Un félin brun rayé de vert se tenait devant la cage, à une distance assez raisonnable pour ne pas se prendre de coup de griffe de la part d’Opaline. Il était plutôt massif, sûr de lui, visiblement le portrait typique du soldat égocentrique et bagarreur. Il tentait de la griffer sans y parvenir, reculant à chacune des répliques de la femelle, comme si tout cela n’était qu’un jeu. Il affichait un sourire vicieux, montrant bien qu’il s’amusait à lui faire perdre espoir. Kaïgaan dressa instinctivement les oreilles quand il fut assez près pour entendre sa voix.

« Allez ma jolie, tu devrais rejoindre nos rangs… On saurait changer l’affreuse sauvage que tu es. Ah, tu ferais une bien belle reproductrice, les mâles se bousculeraient pour toi. Allez, ne me dit pas que je ne te donne pas envie… »

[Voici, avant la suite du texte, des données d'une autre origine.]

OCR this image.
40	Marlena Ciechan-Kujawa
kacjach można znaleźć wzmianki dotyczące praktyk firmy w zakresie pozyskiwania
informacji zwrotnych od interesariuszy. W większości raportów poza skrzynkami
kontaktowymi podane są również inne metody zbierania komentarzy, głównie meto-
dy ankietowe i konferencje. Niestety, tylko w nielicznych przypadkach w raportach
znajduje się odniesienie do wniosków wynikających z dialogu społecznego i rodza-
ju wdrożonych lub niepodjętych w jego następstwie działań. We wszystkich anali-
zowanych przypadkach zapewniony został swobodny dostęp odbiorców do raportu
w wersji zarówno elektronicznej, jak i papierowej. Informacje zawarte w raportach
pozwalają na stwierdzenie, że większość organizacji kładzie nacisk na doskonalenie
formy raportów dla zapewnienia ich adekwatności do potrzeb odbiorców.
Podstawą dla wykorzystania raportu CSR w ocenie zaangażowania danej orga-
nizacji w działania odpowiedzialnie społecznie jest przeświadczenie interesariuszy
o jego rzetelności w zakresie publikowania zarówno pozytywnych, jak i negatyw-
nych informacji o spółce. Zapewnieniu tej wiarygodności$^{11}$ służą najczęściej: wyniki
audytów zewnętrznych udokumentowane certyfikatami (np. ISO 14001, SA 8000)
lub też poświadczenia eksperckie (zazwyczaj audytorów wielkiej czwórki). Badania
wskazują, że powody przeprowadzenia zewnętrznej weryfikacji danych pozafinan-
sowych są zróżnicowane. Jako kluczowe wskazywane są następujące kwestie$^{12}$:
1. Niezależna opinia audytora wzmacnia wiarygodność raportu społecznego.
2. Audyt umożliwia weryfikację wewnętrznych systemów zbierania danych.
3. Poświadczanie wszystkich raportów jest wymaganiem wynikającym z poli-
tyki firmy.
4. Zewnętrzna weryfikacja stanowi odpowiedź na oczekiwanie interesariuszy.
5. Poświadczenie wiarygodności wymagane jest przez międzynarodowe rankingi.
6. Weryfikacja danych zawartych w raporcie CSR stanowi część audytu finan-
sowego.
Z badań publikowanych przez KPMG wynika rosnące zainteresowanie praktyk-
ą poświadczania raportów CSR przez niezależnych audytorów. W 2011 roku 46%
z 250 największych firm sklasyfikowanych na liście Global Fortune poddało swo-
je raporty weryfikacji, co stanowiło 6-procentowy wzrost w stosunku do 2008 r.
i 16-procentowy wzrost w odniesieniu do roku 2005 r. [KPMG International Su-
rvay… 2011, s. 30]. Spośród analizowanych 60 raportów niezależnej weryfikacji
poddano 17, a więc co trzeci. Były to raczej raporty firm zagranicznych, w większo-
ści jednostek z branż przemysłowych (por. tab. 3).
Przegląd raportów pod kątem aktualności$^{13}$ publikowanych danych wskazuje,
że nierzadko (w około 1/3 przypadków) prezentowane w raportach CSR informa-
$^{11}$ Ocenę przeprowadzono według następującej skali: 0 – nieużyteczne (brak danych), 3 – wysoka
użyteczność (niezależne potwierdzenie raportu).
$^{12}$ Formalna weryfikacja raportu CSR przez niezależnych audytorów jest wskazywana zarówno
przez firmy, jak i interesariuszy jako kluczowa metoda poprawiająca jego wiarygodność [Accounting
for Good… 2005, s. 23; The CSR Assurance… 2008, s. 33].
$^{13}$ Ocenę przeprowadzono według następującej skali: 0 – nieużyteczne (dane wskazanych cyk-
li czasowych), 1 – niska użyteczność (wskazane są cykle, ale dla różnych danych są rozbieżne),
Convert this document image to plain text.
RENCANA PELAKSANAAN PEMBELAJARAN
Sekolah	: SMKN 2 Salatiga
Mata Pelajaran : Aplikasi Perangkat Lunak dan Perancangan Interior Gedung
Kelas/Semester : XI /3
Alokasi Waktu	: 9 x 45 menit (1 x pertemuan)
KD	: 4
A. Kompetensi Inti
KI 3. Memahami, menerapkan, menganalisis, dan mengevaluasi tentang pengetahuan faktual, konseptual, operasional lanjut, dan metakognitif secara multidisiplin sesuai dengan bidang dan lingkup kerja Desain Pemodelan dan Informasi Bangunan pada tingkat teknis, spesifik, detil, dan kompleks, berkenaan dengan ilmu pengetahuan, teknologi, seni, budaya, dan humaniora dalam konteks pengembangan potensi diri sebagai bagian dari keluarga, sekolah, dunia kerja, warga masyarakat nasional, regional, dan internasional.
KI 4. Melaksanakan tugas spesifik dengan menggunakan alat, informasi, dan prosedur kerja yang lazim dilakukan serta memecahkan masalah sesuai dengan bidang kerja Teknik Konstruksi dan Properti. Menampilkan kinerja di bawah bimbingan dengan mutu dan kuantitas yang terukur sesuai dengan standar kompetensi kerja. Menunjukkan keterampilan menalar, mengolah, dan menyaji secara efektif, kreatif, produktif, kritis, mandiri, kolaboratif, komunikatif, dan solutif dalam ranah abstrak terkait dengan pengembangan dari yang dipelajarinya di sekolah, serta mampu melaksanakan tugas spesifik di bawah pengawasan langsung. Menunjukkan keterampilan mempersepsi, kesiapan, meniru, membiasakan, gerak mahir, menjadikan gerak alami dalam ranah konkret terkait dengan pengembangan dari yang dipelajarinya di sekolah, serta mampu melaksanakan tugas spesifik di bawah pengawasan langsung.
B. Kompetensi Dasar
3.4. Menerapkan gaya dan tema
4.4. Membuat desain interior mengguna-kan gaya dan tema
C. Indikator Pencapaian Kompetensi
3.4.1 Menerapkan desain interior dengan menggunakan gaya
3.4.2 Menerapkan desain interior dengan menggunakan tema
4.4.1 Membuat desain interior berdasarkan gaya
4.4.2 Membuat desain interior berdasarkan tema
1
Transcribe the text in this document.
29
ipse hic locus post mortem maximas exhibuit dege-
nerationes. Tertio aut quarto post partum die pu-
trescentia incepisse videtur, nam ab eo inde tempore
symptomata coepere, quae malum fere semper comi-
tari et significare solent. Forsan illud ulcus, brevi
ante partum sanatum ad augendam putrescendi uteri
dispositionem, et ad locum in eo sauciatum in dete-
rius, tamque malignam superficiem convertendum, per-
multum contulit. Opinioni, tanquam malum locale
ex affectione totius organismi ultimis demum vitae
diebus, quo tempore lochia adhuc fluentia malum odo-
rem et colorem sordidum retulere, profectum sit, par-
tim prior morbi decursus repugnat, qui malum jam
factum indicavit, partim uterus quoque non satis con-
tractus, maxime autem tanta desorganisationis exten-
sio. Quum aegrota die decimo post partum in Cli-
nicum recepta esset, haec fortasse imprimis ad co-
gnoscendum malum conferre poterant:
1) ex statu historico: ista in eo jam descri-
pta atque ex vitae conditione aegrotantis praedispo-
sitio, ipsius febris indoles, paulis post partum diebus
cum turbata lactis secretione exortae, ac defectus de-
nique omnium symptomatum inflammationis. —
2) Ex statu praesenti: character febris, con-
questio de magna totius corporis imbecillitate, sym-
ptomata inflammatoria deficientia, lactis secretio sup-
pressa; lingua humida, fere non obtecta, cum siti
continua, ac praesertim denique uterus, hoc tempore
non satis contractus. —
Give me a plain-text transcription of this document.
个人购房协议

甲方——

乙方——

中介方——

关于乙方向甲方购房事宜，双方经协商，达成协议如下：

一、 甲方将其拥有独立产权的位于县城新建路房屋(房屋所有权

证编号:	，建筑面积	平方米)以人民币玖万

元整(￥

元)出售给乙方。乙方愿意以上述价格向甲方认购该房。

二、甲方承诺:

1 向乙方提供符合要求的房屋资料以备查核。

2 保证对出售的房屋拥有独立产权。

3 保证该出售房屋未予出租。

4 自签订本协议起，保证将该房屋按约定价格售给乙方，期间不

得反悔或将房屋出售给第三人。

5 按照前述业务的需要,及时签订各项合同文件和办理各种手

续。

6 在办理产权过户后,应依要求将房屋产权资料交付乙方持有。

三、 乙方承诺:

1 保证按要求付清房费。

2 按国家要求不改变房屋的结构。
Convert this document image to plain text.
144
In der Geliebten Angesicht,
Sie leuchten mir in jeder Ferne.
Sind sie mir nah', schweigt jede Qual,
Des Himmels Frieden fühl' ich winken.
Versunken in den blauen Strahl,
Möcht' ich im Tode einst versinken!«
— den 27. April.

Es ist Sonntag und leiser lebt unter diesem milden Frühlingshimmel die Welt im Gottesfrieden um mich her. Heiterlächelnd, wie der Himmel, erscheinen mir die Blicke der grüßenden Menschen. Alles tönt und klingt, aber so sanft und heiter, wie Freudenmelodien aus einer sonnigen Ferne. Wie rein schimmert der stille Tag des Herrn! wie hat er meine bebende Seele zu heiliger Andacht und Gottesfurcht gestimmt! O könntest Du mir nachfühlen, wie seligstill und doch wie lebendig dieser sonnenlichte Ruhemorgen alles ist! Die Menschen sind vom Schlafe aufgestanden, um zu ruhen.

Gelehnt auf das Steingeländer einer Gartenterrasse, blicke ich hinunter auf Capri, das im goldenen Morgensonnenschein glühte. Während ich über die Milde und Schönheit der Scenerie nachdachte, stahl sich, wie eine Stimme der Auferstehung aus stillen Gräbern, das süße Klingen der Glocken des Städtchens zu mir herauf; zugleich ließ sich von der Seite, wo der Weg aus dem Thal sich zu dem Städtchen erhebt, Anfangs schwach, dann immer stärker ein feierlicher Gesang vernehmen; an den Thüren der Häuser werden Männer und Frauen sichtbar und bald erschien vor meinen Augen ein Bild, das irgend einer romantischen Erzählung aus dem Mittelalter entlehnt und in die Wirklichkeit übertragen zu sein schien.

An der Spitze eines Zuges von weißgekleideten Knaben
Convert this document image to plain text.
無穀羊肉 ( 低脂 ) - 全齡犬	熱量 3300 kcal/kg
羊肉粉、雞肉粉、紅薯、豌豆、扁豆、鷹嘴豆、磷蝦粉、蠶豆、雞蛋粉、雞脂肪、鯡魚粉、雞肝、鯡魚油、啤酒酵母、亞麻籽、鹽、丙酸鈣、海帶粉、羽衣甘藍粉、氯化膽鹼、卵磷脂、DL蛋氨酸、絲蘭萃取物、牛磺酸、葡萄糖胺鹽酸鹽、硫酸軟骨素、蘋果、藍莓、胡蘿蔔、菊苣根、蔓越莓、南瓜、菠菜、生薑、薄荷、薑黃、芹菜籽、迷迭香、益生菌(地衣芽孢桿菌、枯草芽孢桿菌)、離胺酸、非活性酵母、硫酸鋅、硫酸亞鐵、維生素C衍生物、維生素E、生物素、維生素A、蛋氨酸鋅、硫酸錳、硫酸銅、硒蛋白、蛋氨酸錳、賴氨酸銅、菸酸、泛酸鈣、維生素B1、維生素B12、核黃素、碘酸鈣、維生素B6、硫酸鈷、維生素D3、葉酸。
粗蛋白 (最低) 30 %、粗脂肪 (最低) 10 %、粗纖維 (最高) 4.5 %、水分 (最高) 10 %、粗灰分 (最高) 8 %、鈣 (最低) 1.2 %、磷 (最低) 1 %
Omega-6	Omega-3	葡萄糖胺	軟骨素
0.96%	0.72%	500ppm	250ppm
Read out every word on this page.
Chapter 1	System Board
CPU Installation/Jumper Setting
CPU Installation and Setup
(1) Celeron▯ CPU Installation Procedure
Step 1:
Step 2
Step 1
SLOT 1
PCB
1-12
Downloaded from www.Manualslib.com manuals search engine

Kaïgaan n’en pouvait plus. Il s’imaginait déjà étriper ce sale rat d’égout, lui faire regretter d’avoir osé poser un regard plein d’envies malsaines sur celle qu’il aimait. Mais Opaline fut plus habile. Pas assez attentif, le soldat s’était un peu trop rapproché, aveuglé par son égo surdimensionné, et il n’en fallut pas plus à la Felinae pour lui donner un violent coup de griffe au visage. Le sang gicla et les chats les plus proches purent même entendre la chair se déchirer. La troupe de soldats émis ensuite un mélange de rire et de surprise, alors que le griffé recula d’un pas, passant sa patte sur sa blessure. Elle n’était pas belle à voir, Opaline ne l’avait pas raté. Il avait l’air choqué. Choqué qu’un Felinae ait pu oser poser la patte sur lui. Mais plus que tout, une colère commença à croitre en lui, laissant son regard se rougir de colère et ses crocs se dévoiler.
Soudainement, il leva la patte, ses longues griffes sorties vers le ciel. Son regard était brulant de haine et il ne comptait pas s’arrêter à une simple griffure… Il rabaissa rapidement sa patte vers la cage, alors qu’Opaline ne pouvait reculer pour esquiver. C’est alors que le temps s’arrêta dans l’esprit de Kaïgaan, il ne lui en fallait pas plus pour réagir. En une seconde, il sauta de sa position et vint percuter violemment le matou brun, le déséquilibrant avant de le mordre brutalement à la nuque, le secouant avant de le jeter avec tant de rage que le malheureux roula sur quelques mètres. Le soldat électrique fut lui-même surpris d’être capable de tant de force. Mais il ne s’arrêta pas sur le pouvoir de l’adrénaline. Kaïgaan feula rageusement, griffes sorties, sentant l’électricité chatouiller ses membres. S’il fallait le tuer, il l’aurait fait sans remord. Mais sous le coup de l’adrénaline, de la colère et de la peur, le félin gris ne chercha même pas à savoir s’il se relèverait, à se méfier de lui ou à agir de façon raisonnable, comme il l’aurait toujours fait. Non, son esprit était uniquement tourné vers Opaline. Il tourna la tête vers elle, alors que la troupe le regardait, immobile. Mille et une questions se bousculaient dans sa tête mais une seule phrase sortie de sa gorge sèche.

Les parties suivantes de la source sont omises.